Tefeciden para alan bir vatandaş, mağdur olduğunu öne sürerek mahkemenin yolunu tuttu. Mahkeme, tefecilik yaptığı öne sürülen şahsa ceza yağdırdı. Kararı hem sanık, hem mağdur hem de Vergi Dairesi avukatı temyiz etti.

Emsal nitelikte bir karara imza atan Yargıtay 9. Ceza Dairesi, tefeciden para alanın mağdur olmayacağının altını çizdi. Kararda Türk Ceza Kanunu’nun 241. unsurunda düzenlenen tefecilik kabahatinin kanunun “Topluma Karşı Suçlar” başlıklı üçüncü kısmının dokuzuncu kısmında düzenlendiği üzere hatanın mağdurunun tüm toplum olduğu vurgulandı.

Kararda şöyle denildi:

“Tefecilik bağlantısında faiz karşılığı ödünç para alan kişi, iradi olarak faiz münasebetinin tarafı olmakta olup gerçek manada kabahatin pasif failidir. Lakin kanun koyucu izlediği hata siyaseti gereği tefecilik fiilinin etkin failinin kolaylıkla tespitini sağlamak maksadıyla ödünç para alan kişiyi cezalandırmamıştır. Bu halde tefecilik fiilinin pasif faili pozisyonunda bulunan faiz karşılığı ödünç para alan kişinin cürmün mağduru olarak kabulüne imkan yoktur. Bu şahısların fail hakkında şikayetçi olmaları halinde açılan bir kamu davasındaki pozisyonları ihbar eden niteliğindedir ve cürmün direkt mağduru olmadıklarından davaya katılma hak ve yetkileri bulunmamaktadır. Bu nedenle sanık hakkında tefecilik cürmünden açılan kamu davalarına Ceza Muhakemeleri Kanunu’nun 237. unsuruna nazaran kabahatten direkt ziyan görmeyen müştekinin katılma hakkı olmadığı, bu prestijle kararı temyiz yetkisi bulunmadığından müştekinin temyiz talebinin reddi gerekmiştir.”

“Zarar karşılansa da değeri yok”

Kararda tefecilik hatasında tefecilik yapan failden faiz, komite yahut diğer isimler karşılığında ödünç para alan bireylerin cürmün direkt mağduru olmadıkları lisana getirildi.

Kararda, “Bu bireylerin maddi ziyanlarının göz önüne alınamayacağı açıktır. Gerçekten 6098 sayılı Türk Borçlar Kanunu’nun ‘Kesin hükümsüzlük’ başlıklı 27. hususu karşısında yasanın emredici normlarına ters olarak düzenlenen bir tefecilik kontratı nedeniyle, kontrat taraflarının direkt yahut dolaylı olarak tüzel muhafazadan yararlanmaları olanaksızdır. Sonuç olarak tefecilik hatalarından kurulan kararlarda Ceza Muhakemeleri Kanunu’nun 231. unsurunun uygulanmasında, birebir Yasa’nın 231/6-c hususundaki ‘Zararın giderilmesi’ şartının aranması olanaksızdır” denildi.

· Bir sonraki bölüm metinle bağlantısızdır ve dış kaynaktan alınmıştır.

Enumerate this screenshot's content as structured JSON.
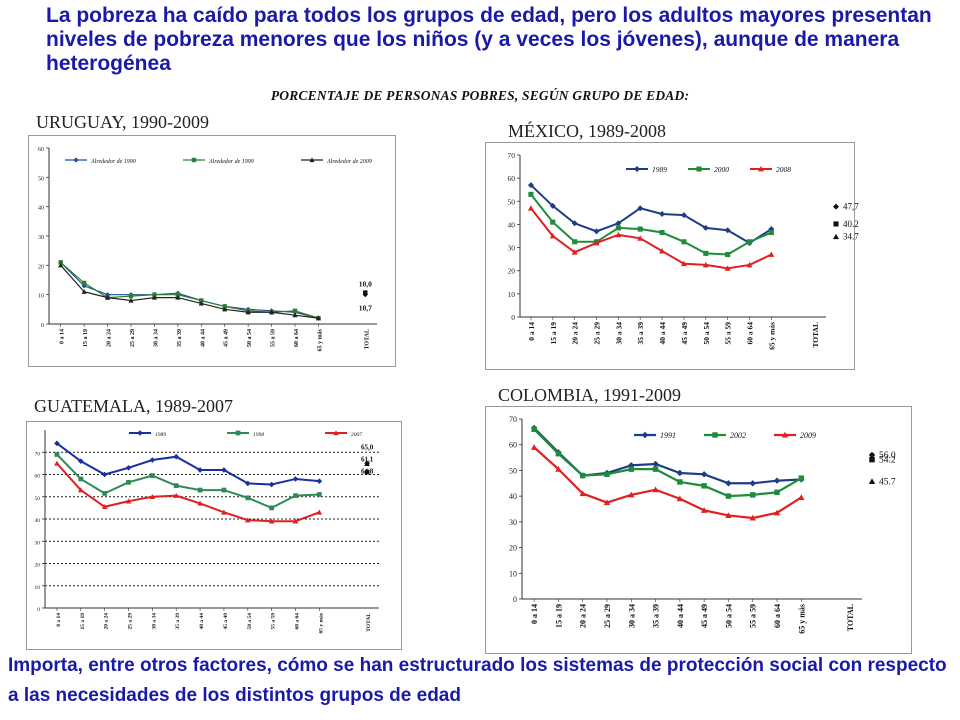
{
  "slide": {
    "headline": "La pobreza ha caído para todos los grupos de edad, pero los adultos mayores presentan niveles de pobreza menores que los niños (y a veces los jóvenes), aunque de manera heterogénea",
    "subtitle": "PORCENTAJE DE PERSONAS POBRES, SEGÚN GRUPO DE EDAD:",
    "footer": "Importa, entre otros factores, cómo se han estructurado los sistemas de protección social con respecto a las necesidades de los distintos grupos de edad"
  },
  "chart_data": [
    {
      "id": "uruguay",
      "title": "URUGUAY, 1990-2009",
      "type": "line",
      "categories": [
        "0 a 14",
        "15 a 19",
        "20 a 24",
        "25 a 29",
        "30 a 34",
        "35 a 39",
        "40 a 44",
        "45 a 49",
        "50 a 54",
        "55 a 59",
        "60 a 64",
        "65 y más"
      ],
      "total_label": "TOTAL",
      "ylim": [
        0,
        60
      ],
      "yticks": [
        0,
        10,
        20,
        30,
        40,
        50,
        60
      ],
      "grid": false,
      "legend": "top",
      "series": [
        {
          "name": "Alrededor de 1990",
          "color": "#1f4e9c",
          "marker": "diamond",
          "values": [
            21,
            13,
            10,
            10,
            10,
            10.5,
            8,
            6,
            5,
            4.5,
            4,
            2
          ],
          "total": 10.0
        },
        {
          "name": "Alrededor de 1999",
          "color": "#2e7d32",
          "marker": "square",
          "values": [
            21,
            14,
            9,
            9.5,
            10,
            10,
            8,
            6,
            4.5,
            4,
            4.5,
            2
          ],
          "total": 10.7
        },
        {
          "name": "Alrededor de 2009",
          "color": "#222222",
          "marker": "triangle",
          "values": [
            20,
            11,
            9,
            8,
            9,
            9,
            7,
            5,
            4,
            4,
            3,
            2
          ],
          "total": 10.7
        }
      ],
      "total_labels": [
        "10,0",
        "10,7"
      ]
    },
    {
      "id": "mexico",
      "title": "MÉXICO, 1989-2008",
      "type": "line",
      "categories": [
        "0 a 14",
        "15 a 19",
        "20 a 24",
        "25 a 29",
        "30 a 34",
        "35 a 39",
        "40 a 44",
        "45 a 49",
        "50 a 54",
        "55 a 59",
        "60 a 64",
        "65 y más"
      ],
      "total_label": "TOTAL",
      "ylim": [
        0,
        70
      ],
      "yticks": [
        0,
        10,
        20,
        30,
        40,
        50,
        60,
        70
      ],
      "grid": false,
      "legend": "top",
      "series": [
        {
          "name": "1989",
          "color": "#1f3c88",
          "marker": "diamond",
          "values": [
            57,
            48,
            40.5,
            37,
            40.5,
            47,
            44.5,
            44,
            38.5,
            37.5,
            32,
            38
          ],
          "total": 47.7
        },
        {
          "name": "2000",
          "color": "#1e8c3a",
          "marker": "square",
          "values": [
            53,
            41,
            32.5,
            32.5,
            38.5,
            38,
            36.5,
            32.5,
            27.5,
            27,
            32.5,
            36.5
          ],
          "total": 40.2
        },
        {
          "name": "2008",
          "color": "#e02020",
          "marker": "triangle",
          "values": [
            47,
            35,
            28,
            32,
            35.5,
            34,
            28.5,
            23,
            22.5,
            21,
            22.5,
            27
          ],
          "total": 34.7
        }
      ],
      "total_labels": [
        "47,7",
        "40.2",
        "34.7"
      ]
    },
    {
      "id": "guatemala",
      "title": "GUATEMALA, 1989-2007",
      "type": "line",
      "categories": [
        "0 a 14",
        "15 a 19",
        "20 a 24",
        "25 a 29",
        "30 a 34",
        "35 a 39",
        "40 a 44",
        "45 a 49",
        "50 a 54",
        "55 a 59",
        "60 a 64",
        "65 y más"
      ],
      "total_label": "TOTAL",
      "ylim": [
        0,
        80
      ],
      "yticks": [
        0,
        10,
        20,
        30,
        40,
        50,
        60,
        70
      ],
      "grid": true,
      "legend": "top",
      "series": [
        {
          "name": "1989",
          "color": "#1a2fa0",
          "marker": "diamond",
          "values": [
            74,
            66,
            60,
            63,
            66.5,
            68,
            62,
            62,
            56,
            55.5,
            58,
            57
          ],
          "total": 65.0
        },
        {
          "name": "1998",
          "color": "#2e8b57",
          "marker": "square",
          "values": [
            69,
            58,
            51.5,
            56.5,
            59.5,
            55,
            53,
            53,
            49.5,
            45,
            50.5,
            51
          ],
          "total": 61.1
        },
        {
          "name": "2007",
          "color": "#e02020",
          "marker": "triangle",
          "values": [
            65,
            53,
            45.5,
            48,
            50,
            50.5,
            47,
            43,
            39.5,
            39,
            39,
            43
          ],
          "total": 64.8
        }
      ],
      "total_labels": [
        "65,0",
        "61,1",
        "64,8"
      ]
    },
    {
      "id": "colombia",
      "title": "COLOMBIA, 1991-2009",
      "type": "line",
      "categories": [
        "0 a 14",
        "15 a 19",
        "20 a 24",
        "25 a 29",
        "30 a 34",
        "35 a 39",
        "40 a 44",
        "45 a 49",
        "50 a 54",
        "55 a 59",
        "60 a 64",
        "65 y más"
      ],
      "total_label": "TOTAL",
      "ylim": [
        0,
        70
      ],
      "yticks": [
        0,
        10,
        20,
        30,
        40,
        50,
        60,
        70
      ],
      "grid": false,
      "legend": "top",
      "series": [
        {
          "name": "1991",
          "color": "#1f3c88",
          "marker": "diamond",
          "values": [
            66.5,
            57,
            48,
            49,
            52,
            52.5,
            49,
            48.5,
            45,
            45,
            46,
            46.5
          ],
          "total": 56.0
        },
        {
          "name": "2002",
          "color": "#1e8c3a",
          "marker": "square",
          "values": [
            66,
            56.5,
            48,
            48.5,
            50.5,
            50.5,
            45.5,
            44,
            40,
            40.5,
            41.5,
            47
          ],
          "total": 54.2
        },
        {
          "name": "2009",
          "color": "#e02020",
          "marker": "triangle",
          "values": [
            59,
            50.5,
            41,
            37.5,
            40.5,
            42.5,
            39,
            34.5,
            32.5,
            31.5,
            33.5,
            39.5
          ],
          "total": 45.7
        }
      ],
      "total_labels": [
        "56.0",
        "54.2",
        "45.7"
      ]
    }
  ]
}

Oy birliği ile alınan kararda, “Bu açıklamalar ışığında belge çerçevesi, bilgi ve dokümanlara nazaran mahkemece sanığa kararın açıklanmasının geri bırakılmasını kabul edip etmediğinin sorulması sonrasında Ceza Muhakemeleri Kanunu’nun 231/5 ve 231/6-a-b unsur ve bentleri çerçevesinde kıymetlendirme yapılması gerekirken ‘Karşı tarafın ziyanı tanzim edilmediğinden’ münasebeti ile sanık hakkında Ceza Muhakemeleri Kanunu’nun 231. unsurunun uygulanmasına yer olmadığına karar verilmesi bozma nedenidir. Sanık müdafiinin ve müşteki Hazine vekilinin temyiz itirazları bu prestijle yerinde görülmüş olduğundan, 5320 sayılı Kanun’un 8/1. unsuru de gözetilerek Ceza Muhakemeleri Yordamı Kanunu’nun 321. hususu uyarınca kararın bozulmasına oy birliği ile karar verilmiştir” sözleri kullanıldı.